Curriculum_Design/src/file_parser.py

import os
import zipfile
import tempfile
from typing import Union, List, Tuple

class FileParser:
    @staticmethod
    def parse_file(file_path: str) -> str:
        """解析文件并返回文本内容"""
        # 验证文件路径
        if not FileParser.validate_file_path(file_path):
            raise ValueError(f"Invalid file path: {file_path}")

        # 获取文件扩展名
        _, ext = os.path.splitext(file_path)
        ext = ext.lower()

        # 根据扩展名调用对应的解析函数
        try:
            if ext == '.txt':
                return FileParser.parse_txt(file_path)
            elif ext == '.docx':
                return FileParser.parse_docx(file_path)
            elif ext == '.pdf':
                return FileParser.parse_pdf(file_path)
            elif ext == '.html':
                return FileParser.parse_html(file_path)
            else:
                raise ValueError(f"Unsupported file format: {ext}")
        except Exception as e:
            # 统一异常处理
            raise Exception(f"Error parsing file {file_path}: {str(e)}")

    @staticmethod
    def parse_and_convert_to_txt(file_path: str, output_dir: str = None) -> dict:
        """
        解析文件并转换为txt格式，保留图片和分段

        Args:
            file_path: 输入文件路径
            output_dir: 输出目录，如果为None则使用临时目录

        Returns:
            dict: 包含转换结果的信息
                - 'txt_path': 生成的临时txt文件路径
                - 'images': 提取的图片列表 [(文件名, 二进制数据), ...]
                - 'content': 转换后的文本内容
                - 'success': 是否成功
                - 'error': 错误信息（如果有）
        """
        try:
            # 验证输入文件
            if not FileParser.validate_file_path(file_path):
                return {
                    'success': False,
                    'error': f"Invalid file path: {file_path}"
                }

            # 使用临时文件而不是永久文件
            import tempfile

            # 获取文件扩展名
            _, ext = os.path.splitext(file_path)
            ext = ext.lower()

            # 提取文本内容
            content = ""
            images = []

            if ext == '.txt':
                # TXT文件：直接读取内容
                content = FileParser.parse_txt(file_path)
                images = []  # TXT文件没有图片

            elif ext == '.docx':
                # DOCX文件：提取文本和图片
                content = FileParser.parse_docx(file_path)
                images = FileParser.extract_images_from_docx(file_path)

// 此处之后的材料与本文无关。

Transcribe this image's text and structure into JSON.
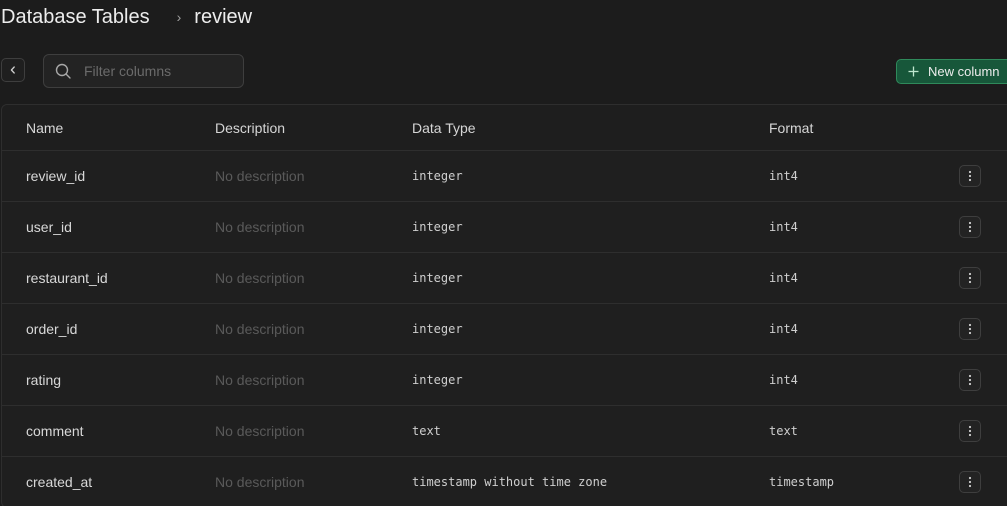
{
  "breadcrumb": {
    "root": "Database Tables",
    "separator": "›",
    "current": "review"
  },
  "toolbar": {
    "back_icon": "chevron-left-icon",
    "search_placeholder": "Filter columns",
    "search_value": "",
    "new_column_label": "New column"
  },
  "table": {
    "headers": {
      "name": "Name",
      "description": "Description",
      "data_type": "Data Type",
      "format": "Format"
    },
    "rows": [
      {
        "name": "review_id",
        "description": "No description",
        "data_type": "integer",
        "format": "int4"
      },
      {
        "name": "user_id",
        "description": "No description",
        "data_type": "integer",
        "format": "int4"
      },
      {
        "name": "restaurant_id",
        "description": "No description",
        "data_type": "integer",
        "format": "int4"
      },
      {
        "name": "order_id",
        "description": "No description",
        "data_type": "integer",
        "format": "int4"
      },
      {
        "name": "rating",
        "description": "No description",
        "data_type": "integer",
        "format": "int4"
      },
      {
        "name": "comment",
        "description": "No description",
        "data_type": "text",
        "format": "text"
      },
      {
        "name": "created_at",
        "description": "No description",
        "data_type": "timestamp without time zone",
        "format": "timestamp"
      }
    ]
  },
  "colors": {
    "background": "#1c1c1c",
    "accent_button": "#17573a",
    "accent_border": "#2f8a5b",
    "muted_text": "#5a5a5a"
  }
}
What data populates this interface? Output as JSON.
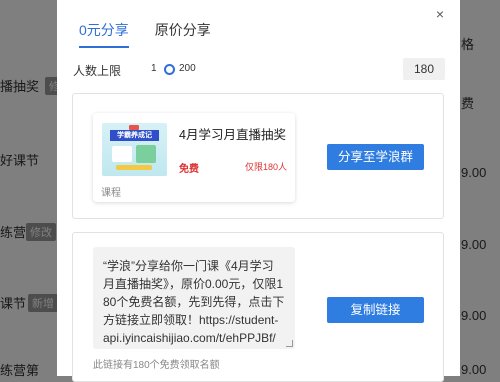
{
  "background": {
    "left_items": [
      "播抽奖",
      "好课节",
      "练营",
      "课节",
      "练营第"
    ],
    "left_tags": [
      "修改",
      "新增"
    ],
    "right_items": [
      "格",
      "费",
      "9.00",
      "9.00",
      "9.00",
      "9.00"
    ]
  },
  "modal": {
    "tabs": [
      {
        "label": "0元分享",
        "active": true
      },
      {
        "label": "原价分享",
        "active": false
      }
    ],
    "close_symbol": "×",
    "limit": {
      "label": "人数上限",
      "min": "1",
      "max": "200",
      "value": "180"
    },
    "card": {
      "thumb_text": "学霸养成记",
      "title": "4月学习月直播抽奖",
      "price": "免费",
      "limit_text": "仅限180人",
      "category": "课程"
    },
    "share_group_button": "分享至学浪群",
    "share_text": "“学浪”分享给你一门课《4月学习月直播抽奖》，原价0.00元，仅限180个免费名额，先到先得，点击下方链接立即领取！https://student-api.iyincaishijiao.com/t/ehPPJBf/",
    "copy_link_button": "复制链接",
    "hint": "此链接有180个免费领取名额"
  }
}
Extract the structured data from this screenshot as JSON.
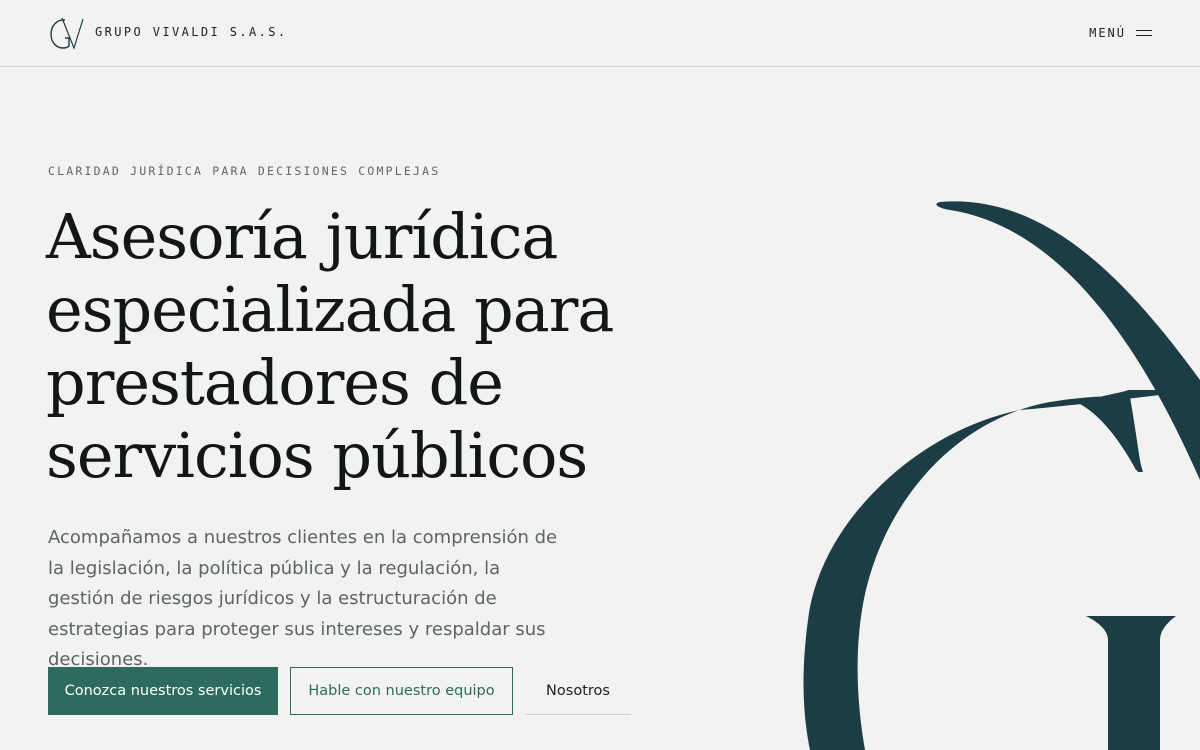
{
  "header": {
    "logo_icon": "gv-monogram-icon",
    "brand_name": "GRUPO VIVALDI S.A.S.",
    "menu_label": "MENÚ",
    "menu_icon": "hamburger-icon"
  },
  "hero": {
    "eyebrow": "CLARIDAD JURÍDICA PARA DECISIONES COMPLEJAS",
    "headline_lines": [
      "Asesoría jurídica",
      "especializada para",
      "prestadores de",
      "servicios públicos"
    ],
    "lead": "Acompañamos a nuestros clientes en la comprensión de la legislación, la política pública y la regulación, la gestión de riesgos jurídicos y la estructuración de estrategias para proteger sus intereses y respaldar sus decisiones.",
    "buttons": {
      "primary": "Conozca nuestros servicios",
      "secondary": "Hable con nuestro equipo",
      "tertiary": "Nosotros"
    },
    "decor_icon": "g-letter-decorative-icon"
  },
  "colors": {
    "background": "#f2f2f0",
    "accent_green": "#2c6b5d",
    "decor_teal": "#1c3d45",
    "text_dark": "#121617",
    "text_muted": "#5c6466"
  }
}
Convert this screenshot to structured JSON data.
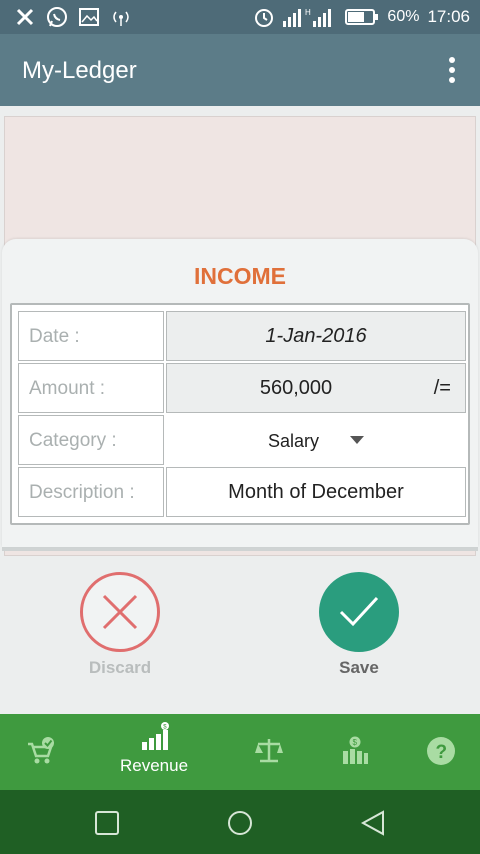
{
  "status_bar": {
    "battery": "60%",
    "time": "17:06",
    "icons": [
      "x-icon",
      "whatsapp-icon",
      "gallery-icon",
      "hotspot-icon",
      "alarm-icon",
      "signal-icon",
      "battery-icon"
    ]
  },
  "app_bar": {
    "title": "My-Ledger"
  },
  "dialog": {
    "title": "INCOME",
    "rows": [
      {
        "label": "Date :",
        "value": "1-Jan-2016"
      },
      {
        "label": "Amount :",
        "value": "560,000",
        "unit": "/="
      },
      {
        "label": "Category :",
        "value": "Salary"
      },
      {
        "label": "Description :",
        "value": "Month of December"
      }
    ]
  },
  "actions": {
    "discard_label": "Discard",
    "save_label": "Save",
    "discard_color": "#e06e6e",
    "save_color": "#2a9d7e"
  },
  "bottom_nav": {
    "items": [
      {
        "icon": "cart-check-icon",
        "label": ""
      },
      {
        "icon": "revenue-chart-icon",
        "label": "Revenue"
      },
      {
        "icon": "balance-scale-icon",
        "label": ""
      },
      {
        "icon": "money-bars-icon",
        "label": ""
      },
      {
        "icon": "help-icon",
        "label": ""
      }
    ],
    "color": "#3f9a3f"
  },
  "system_nav": {
    "icons": [
      "recent-apps-icon",
      "home-icon",
      "back-icon"
    ]
  },
  "colors": {
    "appbar": "#5c7c88",
    "title_accent": "#e0703a"
  }
}
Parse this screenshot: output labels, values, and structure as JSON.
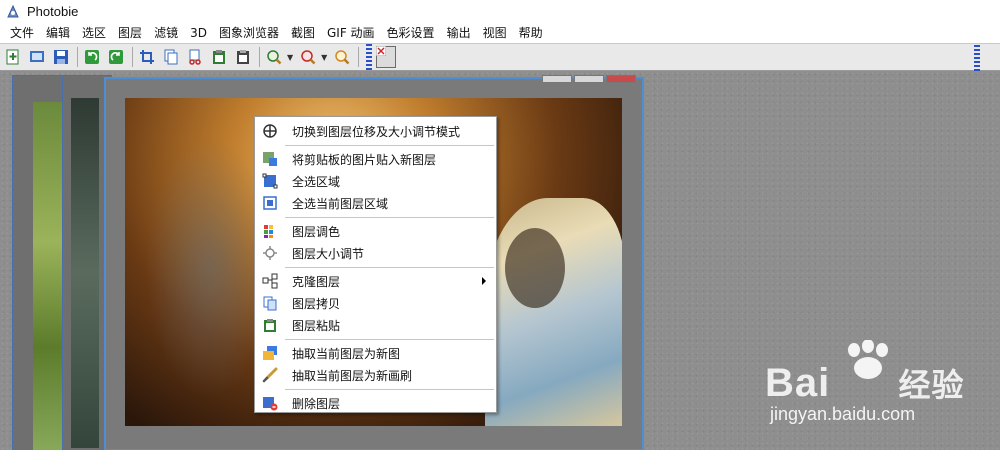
{
  "window": {
    "title": "Photobie",
    "icon": "photobie-app-icon"
  },
  "menubar": {
    "items": [
      "文件",
      "编辑",
      "选区",
      "图层",
      "滤镜",
      "3D",
      "图象浏览器",
      "截图",
      "GIF 动画",
      "色彩设置",
      "输出",
      "视图",
      "帮助"
    ]
  },
  "toolbar": {
    "icons": [
      "new-file-icon",
      "open-file-icon",
      "save-icon",
      "undo-icon",
      "redo-icon",
      "crop-icon",
      "copy-icon",
      "cut-icon",
      "paste-icon",
      "paste-new-icon",
      "zoom-in-icon",
      "zoom-out-icon",
      "zoom-fit-icon"
    ]
  },
  "context_menu": {
    "items": [
      {
        "label": "切换到图层位移及大小调节模式",
        "icon": "move-mode-icon"
      },
      {
        "label": "将剪贴板的图片贴入新图层",
        "icon": "paste-layer-icon"
      },
      {
        "label": "全选区域",
        "icon": "select-all-icon"
      },
      {
        "label": "全选当前图层区域",
        "icon": "select-layer-icon"
      },
      {
        "label": "图层调色",
        "icon": "palette-icon"
      },
      {
        "label": "图层大小调节",
        "icon": "resize-icon"
      },
      {
        "label": "克隆图层",
        "icon": "clone-icon",
        "submenu": true
      },
      {
        "label": "图层拷贝",
        "icon": "copy-layer-icon"
      },
      {
        "label": "图层粘贴",
        "icon": "paste-icon"
      },
      {
        "label": "抽取当前图层为新图",
        "icon": "extract-image-icon"
      },
      {
        "label": "抽取当前图层为新画刷",
        "icon": "brush-icon"
      },
      {
        "label": "删除图层",
        "icon": "delete-layer-icon"
      }
    ]
  },
  "watermark": {
    "brand": "Bai",
    "brand_suffix": "经验",
    "url": "jingyan.baidu.com"
  },
  "colors": {
    "accent_blue": "#2850c8",
    "menu_bg": "#ffffff",
    "workspace": "#8e8e8e"
  }
}
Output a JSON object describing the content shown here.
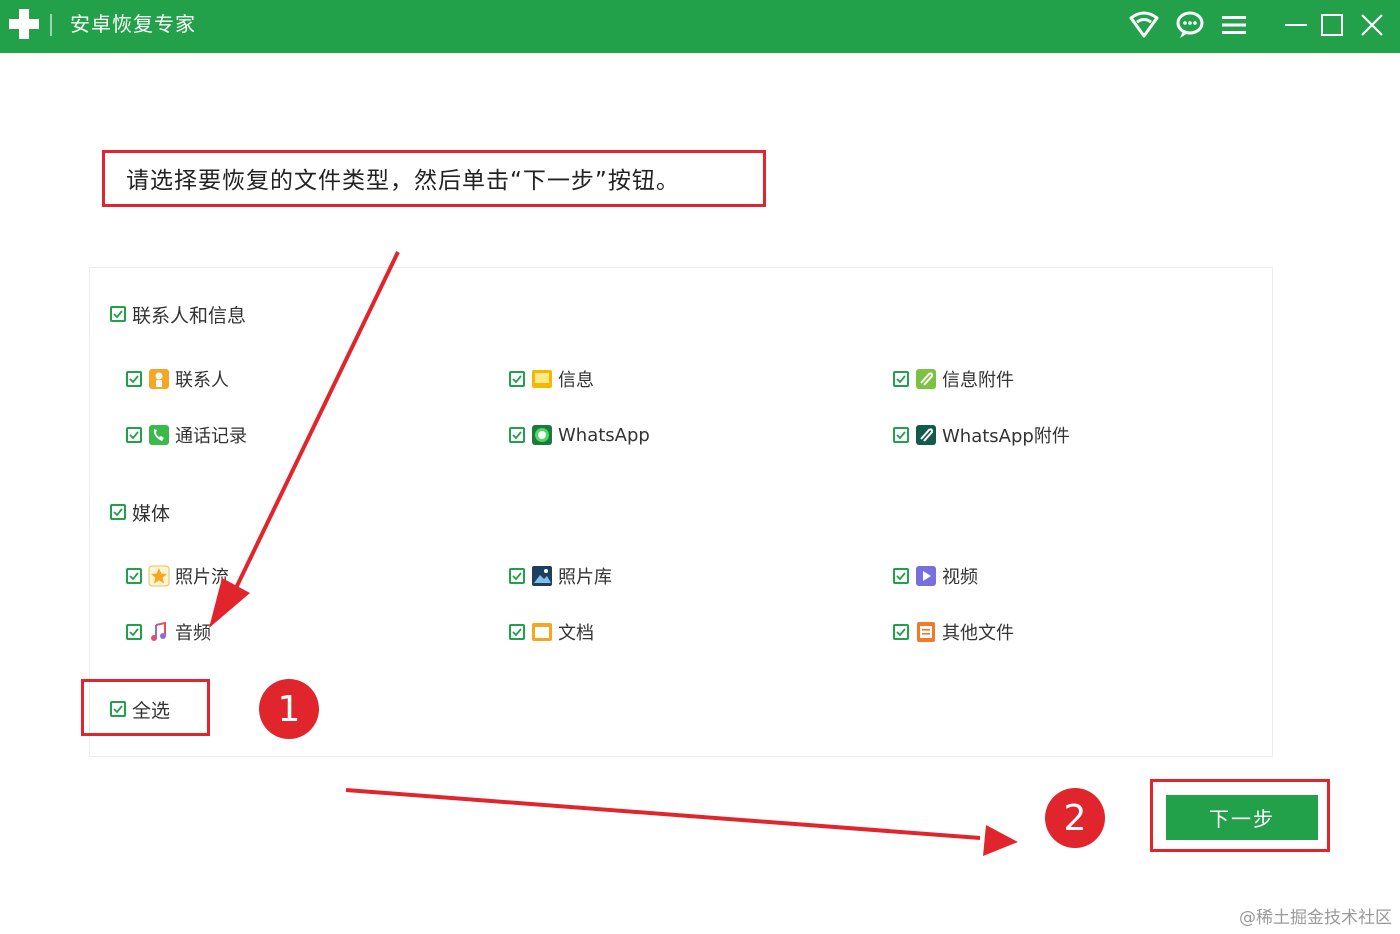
{
  "app": {
    "title": "安卓恢复专家"
  },
  "instruction": "请选择要恢复的文件类型，然后单击“下一步”按钮。",
  "groups": [
    {
      "label": "联系人和信息",
      "items": [
        {
          "label": "联系人",
          "icon": "contacts-icon"
        },
        {
          "label": "信息",
          "icon": "message-icon"
        },
        {
          "label": "信息附件",
          "icon": "message-attachment-icon"
        },
        {
          "label": "通话记录",
          "icon": "call-log-icon"
        },
        {
          "label": "WhatsApp",
          "icon": "whatsapp-icon"
        },
        {
          "label": "WhatsApp附件",
          "icon": "whatsapp-attachment-icon"
        }
      ]
    },
    {
      "label": "媒体",
      "items": [
        {
          "label": "照片流",
          "icon": "photo-stream-icon"
        },
        {
          "label": "照片库",
          "icon": "photo-library-icon"
        },
        {
          "label": "视频",
          "icon": "video-icon"
        },
        {
          "label": "音频",
          "icon": "audio-icon"
        },
        {
          "label": "文档",
          "icon": "document-icon"
        },
        {
          "label": "其他文件",
          "icon": "other-files-icon"
        }
      ]
    }
  ],
  "select_all": {
    "label": "全选",
    "checked": true
  },
  "next_button": {
    "label": "下一步"
  },
  "annotations": {
    "step1": "1",
    "step2": "2"
  },
  "watermark": "@稀土掘金技术社区",
  "colors": {
    "brand_green": "#22a14a",
    "annotation_red": "#e0262c"
  }
}
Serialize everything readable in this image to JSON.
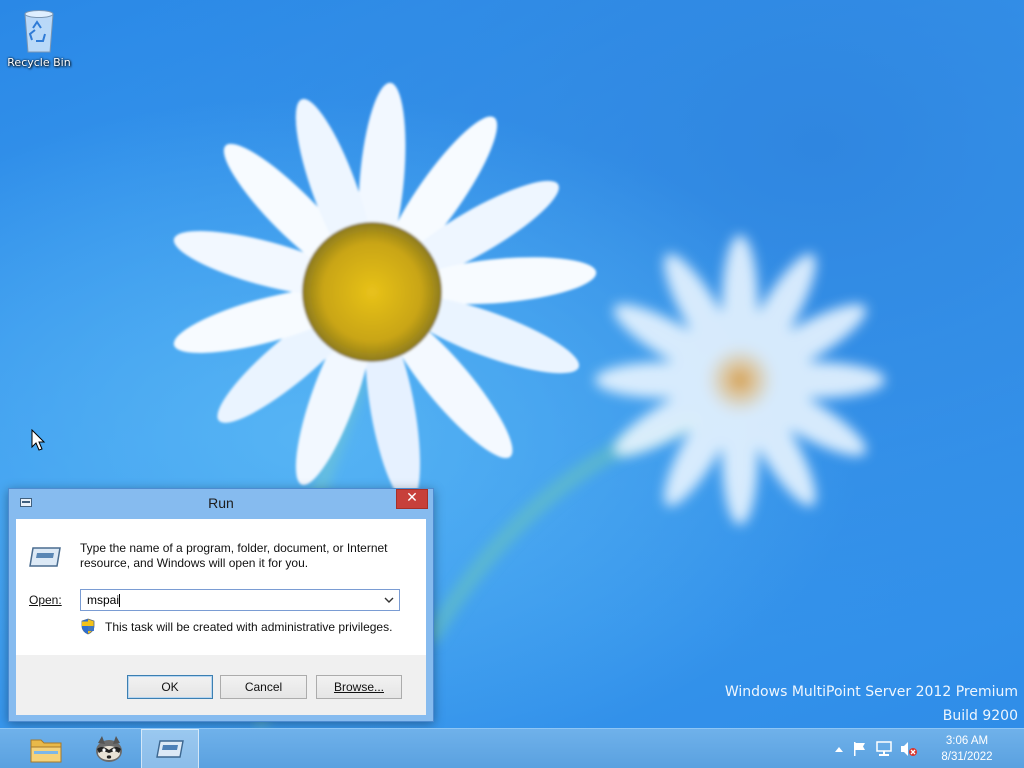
{
  "desktop": {
    "icons": [
      {
        "label": "Recycle Bin",
        "icon": "recycle-bin-icon"
      }
    ],
    "watermark": {
      "line1": "Windows MultiPoint Server 2012 Premium",
      "line2": "Build 9200"
    },
    "wallpaper": "daisy-flowers-on-blue"
  },
  "run_dialog": {
    "title": "Run",
    "close_label": "✕",
    "description": "Type the name of a program, folder, document, or Internet resource, and Windows will open it for you.",
    "open_label": "Open:",
    "open_value": "mspai",
    "admin_note": "This task will be created with administrative privileges.",
    "buttons": {
      "ok": "OK",
      "cancel": "Cancel",
      "browse": "Browse..."
    }
  },
  "taskbar": {
    "pinned": [
      {
        "name": "file-explorer",
        "icon": "folder-icon"
      },
      {
        "name": "raccoon-app",
        "icon": "raccoon-icon"
      },
      {
        "name": "run",
        "icon": "run-icon",
        "active": true
      }
    ],
    "tray": {
      "icons": [
        "show-hidden-icons-icon",
        "action-center-flag-icon",
        "network-icon",
        "volume-muted-icon"
      ],
      "time": "3:06 AM",
      "date": "8/31/2022"
    }
  },
  "colors": {
    "desktop_blue": "#3a94e8",
    "dialog_frame": "#86bbef",
    "close_red": "#c7403a",
    "taskbar": "#5aa1e0"
  }
}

            elif ext == '.pdf':
                # PDF文件：提取文本（图片处理较复杂，暂时只提取文本）
                content = FileParser.parse_pdf(file_path)
                images = []  # PDF图片提取较复杂，暂时跳过

            elif ext == '.html':
                # HTML文件：提取文本内容
                content = FileParser.parse_html(file_path)
                images = []  # HTML图片提取较复杂，暂时跳过

            else:
                return {
                    'success': False,
                    'error': f"Unsupported file format: {ext}"
                }

            # 创建临时文件而不是永久文件
            base_name = os.path.splitext(os.path.basename(file_path))[0]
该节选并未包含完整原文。